Pris à la gorge par le retrait américain et la menace turque, les Kurdes ont entamé des discussions avec des représentants d’Assad. Damas a annoncé la semaine dernière que quelque 400 combattants kurdes se seraient retirés de Manbij au profit de l’armée syrienne. « Les combattants kurdes ne se sont pas retirés de Manbij, mais seulement de la zone tampon qui l’entoure où se sont en effet avancées les forces de Damas », rectifie Franceschi qui était sur la zone, il y a encore quelques semaines.

Que change le rétropédalage de Trump ?

Après avoir pris de court son propre entourage (au point de provoquer la démission du secrétaire d’État à la Défense Jim Mattis), mais aussi ses alliés, mis devant le fait accompli, Donald Trump a assoupli sa position. Plus question de faire décamper les 2 000 boys immédiatement. Le retrait sera « lent et coordonné » notamment avec la Turquie, indique Washington. « L’important est de faire en sorte que les Turcs ne massacrent pas les Kurdes », a justifié Mike Pompeo, le chef de la diplomatie américaine. Est-ce si sûr ? Le chef de la diplomatie turque a averti ce jeudi qu’Ankara lancerait une offensive dans le nord de la Syrie… si le retrait américain devait être retardé !

« Les pressions sur Washington des Israéliens qui ont compris que le départ non programmé des soldats américains laissera aussi le champ libre aux Russes et surtout aux Iraniens, leurs ennemis jurés, explique sans doute en partie ce rétropédalage de Trump », analyse Didier Billion.

« Cela laisse du temps à la diplomatie occidentale pour tenter de limiter les dégâts », ajoute Patrice Franceschi. Le ministre des Affaires étrangères Jean-Yves Le Drian devrait prochainement se rendre dans la région. Franceschi juge Emmanuel Macron « très coupable d’être resté aussi silencieux : si on laisse faire les Turcs, le nord de la Syrie sera à nouveau infesté d’islamistes qui reviendront faire du terrorisme en Europe. »

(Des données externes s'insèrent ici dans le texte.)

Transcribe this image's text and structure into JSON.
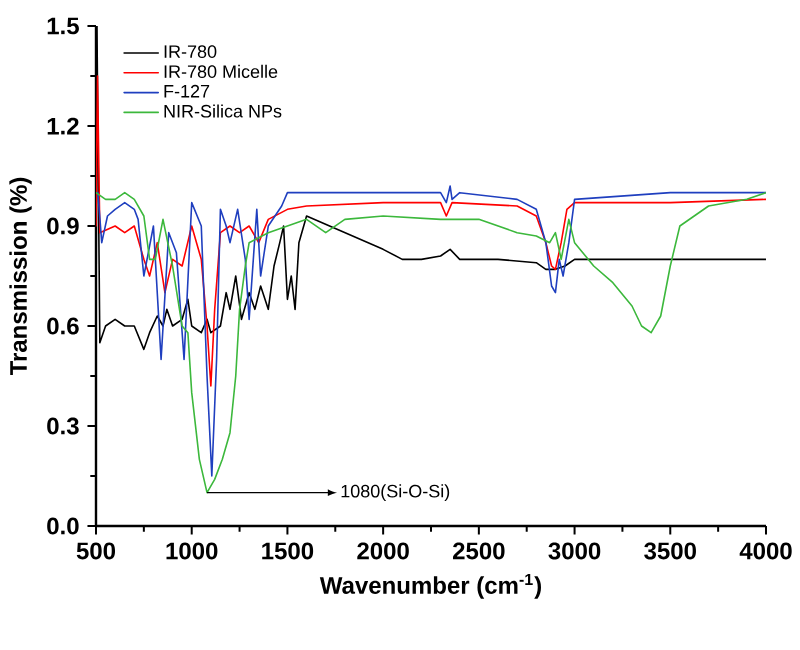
{
  "chart_data": {
    "type": "line",
    "xlabel": "Wavenumber (cm$^{-1}$)",
    "ylabel": "Transmission (%)",
    "xlim": [
      500,
      4000
    ],
    "ylim": [
      0,
      1.5
    ],
    "xticks": [
      500,
      1000,
      1500,
      2000,
      2500,
      3000,
      3500,
      4000
    ],
    "yticks": [
      {
        "value": 0,
        "label": "0.0"
      },
      {
        "value": 0.3,
        "label": "0.3"
      },
      {
        "value": 0.6,
        "label": "0.6"
      },
      {
        "value": 0.9,
        "label": "0.9"
      },
      {
        "value": 1.2,
        "label": "1.2"
      },
      {
        "value": 1.5,
        "label": "1.5"
      }
    ],
    "legend": "top left",
    "grid": false,
    "marker": "none",
    "line_style": "solid",
    "annotations": [
      {
        "text": "1080(Si-O-Si)",
        "x": 1080,
        "y": 0.1
      }
    ],
    "series": [
      {
        "name": "IR-780",
        "color": "#000000",
        "x": [
          500,
          505,
          520,
          550,
          600,
          650,
          700,
          750,
          780,
          820,
          850,
          870,
          900,
          950,
          980,
          1000,
          1050,
          1080,
          1100,
          1150,
          1180,
          1200,
          1230,
          1260,
          1300,
          1330,
          1360,
          1400,
          1430,
          1460,
          1480,
          1500,
          1520,
          1540,
          1560,
          1600,
          1800,
          2000,
          2100,
          2200,
          2300,
          2350,
          2400,
          2600,
          2800,
          2850,
          2900,
          2950,
          3000,
          3500,
          4000
        ],
        "values": [
          0.55,
          1.5,
          0.55,
          0.6,
          0.62,
          0.6,
          0.6,
          0.53,
          0.58,
          0.63,
          0.6,
          0.65,
          0.6,
          0.62,
          0.68,
          0.6,
          0.58,
          0.62,
          0.58,
          0.6,
          0.7,
          0.65,
          0.75,
          0.62,
          0.7,
          0.65,
          0.72,
          0.65,
          0.78,
          0.85,
          0.9,
          0.68,
          0.75,
          0.65,
          0.85,
          0.93,
          0.88,
          0.83,
          0.8,
          0.8,
          0.81,
          0.83,
          0.8,
          0.8,
          0.79,
          0.77,
          0.77,
          0.78,
          0.8,
          0.8,
          0.8
        ]
      },
      {
        "name": "IR-780 Micelle",
        "color": "#ff0000",
        "x": [
          500,
          508,
          520,
          600,
          650,
          700,
          750,
          780,
          820,
          860,
          900,
          950,
          1000,
          1050,
          1080,
          1100,
          1120,
          1150,
          1200,
          1250,
          1300,
          1350,
          1400,
          1500,
          1600,
          2000,
          2300,
          2330,
          2360,
          2700,
          2800,
          2850,
          2880,
          2900,
          2930,
          2960,
          3000,
          3500,
          4000
        ],
        "values": [
          0.9,
          1.35,
          0.88,
          0.9,
          0.88,
          0.9,
          0.8,
          0.75,
          0.85,
          0.7,
          0.8,
          0.78,
          0.9,
          0.8,
          0.6,
          0.42,
          0.65,
          0.88,
          0.9,
          0.88,
          0.9,
          0.85,
          0.92,
          0.95,
          0.96,
          0.97,
          0.97,
          0.93,
          0.97,
          0.96,
          0.93,
          0.85,
          0.78,
          0.77,
          0.85,
          0.95,
          0.97,
          0.97,
          0.98
        ]
      },
      {
        "name": "F-127",
        "color": "#1f3fbf",
        "x": [
          510,
          530,
          560,
          600,
          650,
          700,
          720,
          750,
          800,
          840,
          880,
          920,
          960,
          1000,
          1050,
          1080,
          1105,
          1130,
          1150,
          1180,
          1200,
          1240,
          1280,
          1300,
          1340,
          1360,
          1400,
          1470,
          1500,
          1600,
          2000,
          2300,
          2330,
          2350,
          2360,
          2400,
          2700,
          2800,
          2850,
          2880,
          2900,
          2920,
          2940,
          2970,
          3000,
          3500,
          4000
        ],
        "values": [
          1.0,
          0.85,
          0.93,
          0.95,
          0.97,
          0.95,
          0.92,
          0.75,
          0.9,
          0.5,
          0.88,
          0.82,
          0.5,
          0.97,
          0.9,
          0.45,
          0.15,
          0.5,
          0.95,
          0.9,
          0.85,
          0.95,
          0.8,
          0.62,
          0.95,
          0.75,
          0.9,
          0.96,
          1.0,
          1.0,
          1.0,
          1.0,
          0.97,
          1.02,
          0.98,
          1.0,
          0.98,
          0.95,
          0.85,
          0.72,
          0.7,
          0.8,
          0.75,
          0.85,
          0.98,
          1.0,
          1.0
        ]
      },
      {
        "name": "NIR-Silica NPs",
        "color": "#3cb83c",
        "x": [
          500,
          550,
          600,
          650,
          700,
          750,
          780,
          810,
          850,
          900,
          950,
          980,
          1000,
          1040,
          1080,
          1120,
          1160,
          1200,
          1230,
          1250,
          1280,
          1300,
          1400,
          1500,
          1600,
          1700,
          1800,
          2000,
          2300,
          2500,
          2700,
          2800,
          2870,
          2900,
          2930,
          2970,
          3000,
          3100,
          3200,
          3300,
          3350,
          3400,
          3450,
          3500,
          3550,
          3700,
          3900,
          4000
        ],
        "values": [
          1.0,
          0.98,
          0.98,
          1.0,
          0.98,
          0.93,
          0.8,
          0.8,
          0.92,
          0.78,
          0.6,
          0.58,
          0.4,
          0.2,
          0.1,
          0.14,
          0.2,
          0.28,
          0.45,
          0.65,
          0.78,
          0.85,
          0.88,
          0.9,
          0.92,
          0.88,
          0.92,
          0.93,
          0.92,
          0.92,
          0.88,
          0.87,
          0.85,
          0.88,
          0.8,
          0.92,
          0.85,
          0.78,
          0.73,
          0.66,
          0.6,
          0.58,
          0.63,
          0.78,
          0.9,
          0.96,
          0.98,
          1.0
        ]
      }
    ]
  }
}
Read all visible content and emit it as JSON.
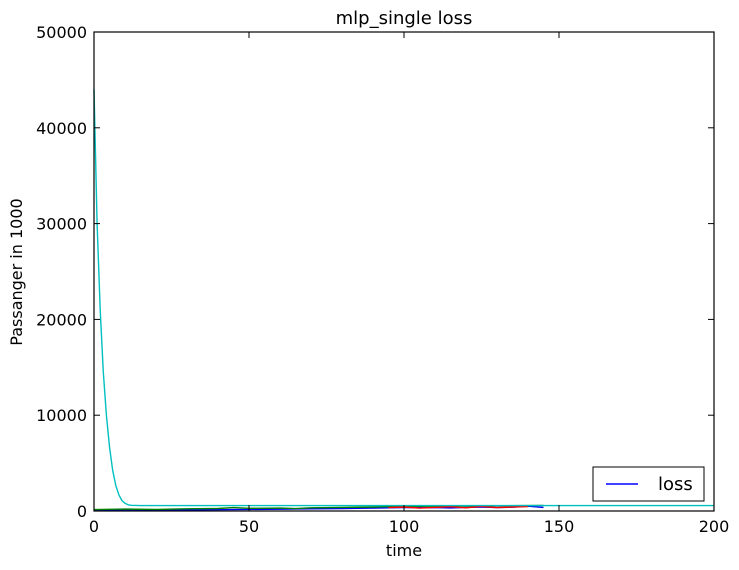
{
  "chart_data": {
    "type": "line",
    "title": "mlp_single loss",
    "xlabel": "time",
    "ylabel": "Passanger in 1000",
    "xlim": [
      0,
      200
    ],
    "ylim": [
      0,
      50000
    ],
    "xticks": [
      "0",
      "50",
      "100",
      "150",
      "200"
    ],
    "yticks": [
      "0",
      "10000",
      "20000",
      "30000",
      "40000",
      "50000"
    ],
    "grid": false,
    "legend": {
      "placement": "bottom-right",
      "entries": [
        {
          "label": "loss",
          "color": "#0000ff"
        }
      ]
    },
    "series": [
      {
        "name": "loss",
        "color": "#0000ff",
        "x": [
          0,
          10,
          20,
          30,
          40,
          50,
          60,
          70,
          80,
          90,
          95,
          100,
          105,
          110,
          115,
          120,
          125,
          130,
          135,
          140,
          145
        ],
        "y": [
          80,
          90,
          100,
          120,
          140,
          170,
          190,
          230,
          260,
          300,
          330,
          360,
          340,
          370,
          320,
          380,
          420,
          350,
          400,
          500,
          380
        ]
      },
      {
        "color": "#008000",
        "x": [
          0,
          10,
          20,
          30,
          40,
          45,
          50,
          60,
          65,
          70,
          80,
          90,
          95,
          100,
          110,
          120,
          130,
          140,
          145
        ],
        "y": [
          150,
          200,
          170,
          230,
          260,
          350,
          280,
          300,
          250,
          330,
          380,
          420,
          450,
          480,
          500,
          520,
          540,
          560,
          580
        ]
      },
      {
        "color": "#ff0000",
        "x": [
          95,
          100,
          105,
          110,
          115,
          120,
          125,
          130,
          135,
          140
        ],
        "y": [
          350,
          420,
          300,
          380,
          450,
          330,
          480,
          360,
          420,
          470
        ]
      },
      {
        "color": "#00bfbf",
        "x": [
          0,
          1,
          2,
          3,
          4,
          5,
          6,
          7,
          8,
          9,
          10,
          11,
          12,
          15,
          20,
          50,
          100,
          150,
          200
        ],
        "y": [
          44000,
          30000,
          21000,
          14500,
          10000,
          6700,
          4300,
          2700,
          1700,
          1100,
          800,
          650,
          600,
          560,
          560,
          560,
          560,
          560,
          560
        ]
      }
    ]
  }
}
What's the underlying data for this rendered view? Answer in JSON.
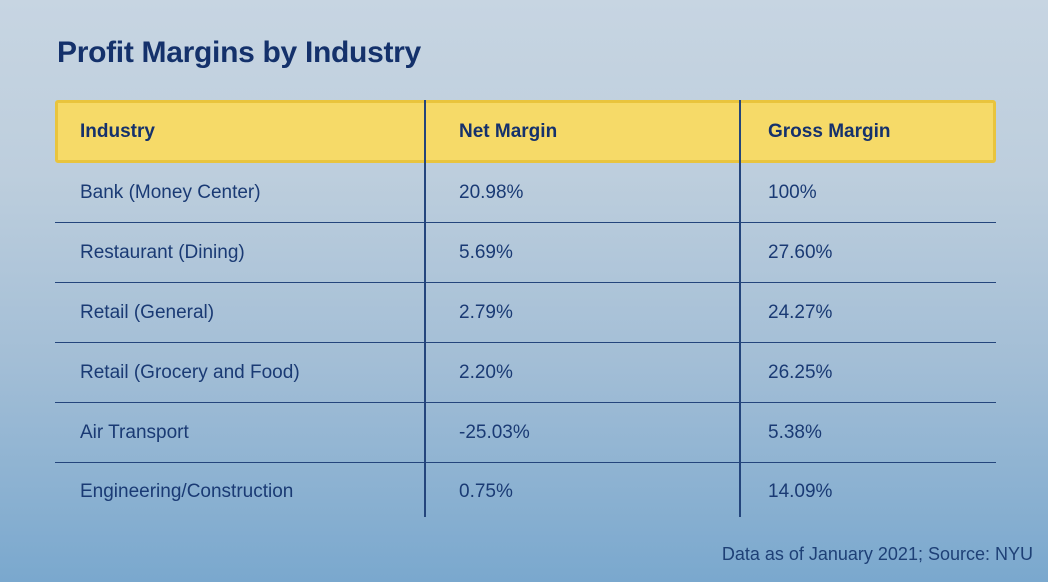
{
  "title": "Profit Margins by Industry",
  "source_note": "Data as of January 2021; Source: NYU",
  "colors": {
    "navy_text": "#1a3a74",
    "header_fill": "#f6da68",
    "header_border": "#e9c43d",
    "grid_line": "#24457c",
    "background_top": "#c7d5e2",
    "background_bottom": "#7aa8ce"
  },
  "table": {
    "columns": [
      "Industry",
      "Net Margin",
      "Gross Margin"
    ],
    "rows": [
      [
        "Bank (Money Center)",
        "20.98%",
        "100%"
      ],
      [
        "Restaurant (Dining)",
        "5.69%",
        "27.60%"
      ],
      [
        "Retail (General)",
        "2.79%",
        "24.27%"
      ],
      [
        "Retail (Grocery and Food)",
        "2.20%",
        "26.25%"
      ],
      [
        "Air Transport",
        "-25.03%",
        "5.38%"
      ],
      [
        "Engineering/Construction",
        "0.75%",
        "14.09%"
      ]
    ]
  },
  "chart_data": {
    "type": "table",
    "title": "Profit Margins by Industry",
    "columns": [
      "Industry",
      "Net Margin",
      "Gross Margin"
    ],
    "rows": [
      {
        "industry": "Bank (Money Center)",
        "net_margin_pct": 20.98,
        "gross_margin_pct": 100
      },
      {
        "industry": "Restaurant (Dining)",
        "net_margin_pct": 5.69,
        "gross_margin_pct": 27.6
      },
      {
        "industry": "Retail (General)",
        "net_margin_pct": 2.79,
        "gross_margin_pct": 24.27
      },
      {
        "industry": "Retail (Grocery and Food)",
        "net_margin_pct": 2.2,
        "gross_margin_pct": 26.25
      },
      {
        "industry": "Air Transport",
        "net_margin_pct": -25.03,
        "gross_margin_pct": 5.38
      },
      {
        "industry": "Engineering/Construction",
        "net_margin_pct": 0.75,
        "gross_margin_pct": 14.09
      }
    ],
    "source": "Data as of January 2021; Source: NYU"
  }
}
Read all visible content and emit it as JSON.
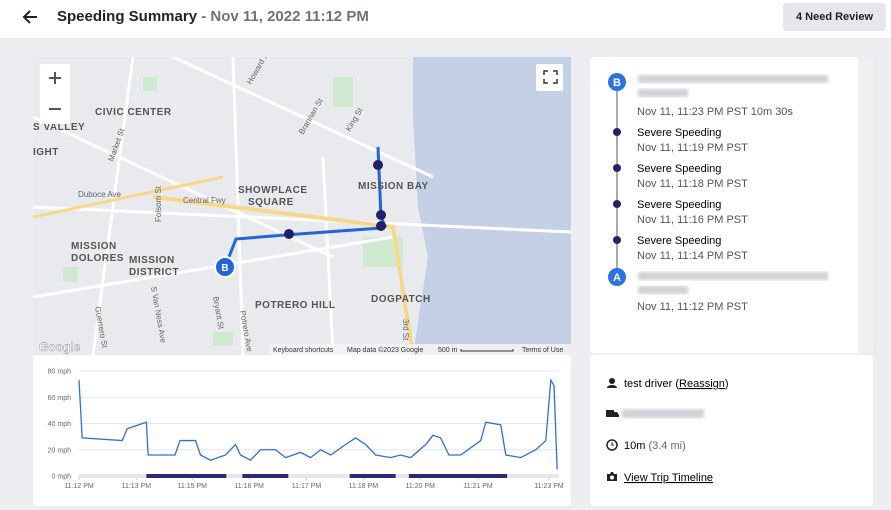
{
  "header": {
    "title": "Speeding Summary",
    "subtitle": "- Nov 11, 2022 11:12 PM",
    "button": "4 Need Review"
  },
  "map": {
    "labels": [
      "CIVIC CENTER",
      "SHOWPLACE",
      "SQUARE",
      "MISSION BAY",
      "MISSION",
      "DOLORES",
      "MISSION",
      "DISTRICT",
      "POTRERO HILL",
      "DOGPATCH",
      "S VALLEY",
      "IGHT"
    ],
    "streets": [
      "Central Fwy",
      "Duboce Ave",
      "Market St",
      "Folsom St",
      "Howard St",
      "Brannan St",
      "King St",
      "Bryant St",
      "Potrero Ave",
      "S Van Ness Ave",
      "Guerrero St",
      "3rd St"
    ],
    "footer": [
      "Keyboard shortcuts",
      "Map data ©2023 Google",
      "500 m",
      "Terms of Use"
    ],
    "logo": "Google"
  },
  "timeline": {
    "end": {
      "letter": "B",
      "time": "Nov 11, 11:23 PM PST",
      "duration": "10m 30s"
    },
    "events": [
      {
        "label": "Severe Speeding",
        "time": "Nov 11, 11:19 PM PST"
      },
      {
        "label": "Severe Speeding",
        "time": "Nov 11, 11:18 PM PST"
      },
      {
        "label": "Severe Speeding",
        "time": "Nov 11, 11:16 PM PST"
      },
      {
        "label": "Severe Speeding",
        "time": "Nov 11, 11:14 PM PST"
      }
    ],
    "start": {
      "letter": "A",
      "time": "Nov 11, 11:12 PM PST"
    }
  },
  "info": {
    "driver": "test driver",
    "open": "(",
    "reassign": "Reassign",
    "close": ")",
    "duration": "10m",
    "distance": "(3.4 mi)",
    "link": "View Trip Timeline"
  },
  "chart_data": {
    "type": "line",
    "x": [
      0,
      0.07,
      0.95,
      1.06,
      1.48,
      1.52,
      2.11,
      2.22,
      2.56,
      2.67,
      2.89,
      3.22,
      3.44,
      3.55,
      3.77,
      3.99,
      4.32,
      4.54,
      4.87,
      5.09,
      5.31,
      5.53,
      5.86,
      6.08,
      6.3,
      6.52,
      6.85,
      7.07,
      7.29,
      7.62,
      7.78,
      7.95,
      8.13,
      8.39,
      8.83,
      8.94,
      9.27,
      9.38,
      9.71,
      10.04,
      10.26,
      10.37,
      10.44,
      10.51
    ],
    "series": [
      {
        "name": "Speed",
        "color": "#2f6fdc",
        "values": [
          73,
          29,
          27,
          36,
          41,
          16,
          16,
          27,
          27,
          16,
          12,
          16,
          24,
          16,
          12,
          20,
          20,
          14,
          18,
          14,
          20,
          16,
          24,
          29,
          24,
          16,
          14,
          16,
          14,
          24,
          31,
          29,
          16,
          16,
          27,
          41,
          39,
          16,
          14,
          20,
          27,
          73,
          69,
          5
        ]
      }
    ],
    "speeding_ranges": [
      [
        1.48,
        3.24
      ],
      [
        3.59,
        4.6
      ],
      [
        5.95,
        6.96
      ],
      [
        7.25,
        9.41
      ]
    ],
    "speeding_color": "#2b2a7a",
    "xlim": [
      0,
      10.55
    ],
    "ylim": [
      0,
      80
    ],
    "xticks": [
      {
        "value": 0,
        "label": "11:12 PM"
      },
      {
        "value": 1.26,
        "label": "11:13 PM"
      },
      {
        "value": 2.49,
        "label": "11:15 PM"
      },
      {
        "value": 3.74,
        "label": "11:16 PM"
      },
      {
        "value": 5.0,
        "label": "11:17 PM"
      },
      {
        "value": 6.25,
        "label": "11:18 PM"
      },
      {
        "value": 7.5,
        "label": "11:20 PM"
      },
      {
        "value": 8.77,
        "label": "11:21 PM"
      },
      {
        "value": 10.33,
        "label": "11:23 PM"
      }
    ],
    "yticks": [
      {
        "value": 0,
        "label": "0 mph"
      },
      {
        "value": 20,
        "label": "20 mph"
      },
      {
        "value": 40,
        "label": "40 mph"
      },
      {
        "value": 60,
        "label": "60 mph"
      },
      {
        "value": 80,
        "label": "80 mph"
      }
    ],
    "grid": true
  }
}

Le rêve d’autonomie kurde ?

Pris en étau entre les Turcs d’Erdogan et les forces d’Assad, les Kurdes de Syrie vont avoir bien du mal à préserver leur Rojava. D’autant que leur entente avec leurs « frères » d’Irak, dirigés par Massoud Barzani, est notoirement mauvaise. « Les Kurdes ne sont pas une catégorie politique homogène, il n’a pas d’unité territoriale et ils n’ont pas du tout la même idéologie d’un pays à l’autre », souligne Didier Billion. Seront-ils encore oubliés dans la recherche d’une solution politique globale dans la région ?

Le rôle de premier plan joué par les FDS dans la lutte contre Daech ne peut être effacé d’un revers de manche. Pas plus que leur utilité actuelle. « Les Kurdes ont permis de capturer plusieurs centaines de membres de l’EI, dont on se demande ce qu’ils vont devenir si leurs gardiens étaient obligés de céder du terrain », avertit Franceschi. Parmi eux, une centaine de combattants français actuellement dans les geôles kurdes, selon nos informations. « C’est un vrai moyen de pression mais qui est délicat à utiliser », reconnaît Didier Billion. Une fois de plus, les Kurdes ne semblent plus maîtres de leur destin.

______________________

GLOSSAIRE

FDP (Forces démocratiques syriennes) : coalition soutenue par les Occidentaux composée majoritairement de Kurdes mais aussi de milices arabes, syriaques etc.

PYD (Parti de l’union démocratique) : organisation considérée par la Turquie comme la banche syrienne du PKK (parti des travailleurs du Kurdistan) dont le chef Abdullah Ocalan a été condamné à la prison à vie en Turquie.

YPG (Unité de protection du peuple) : bras armé du PYD.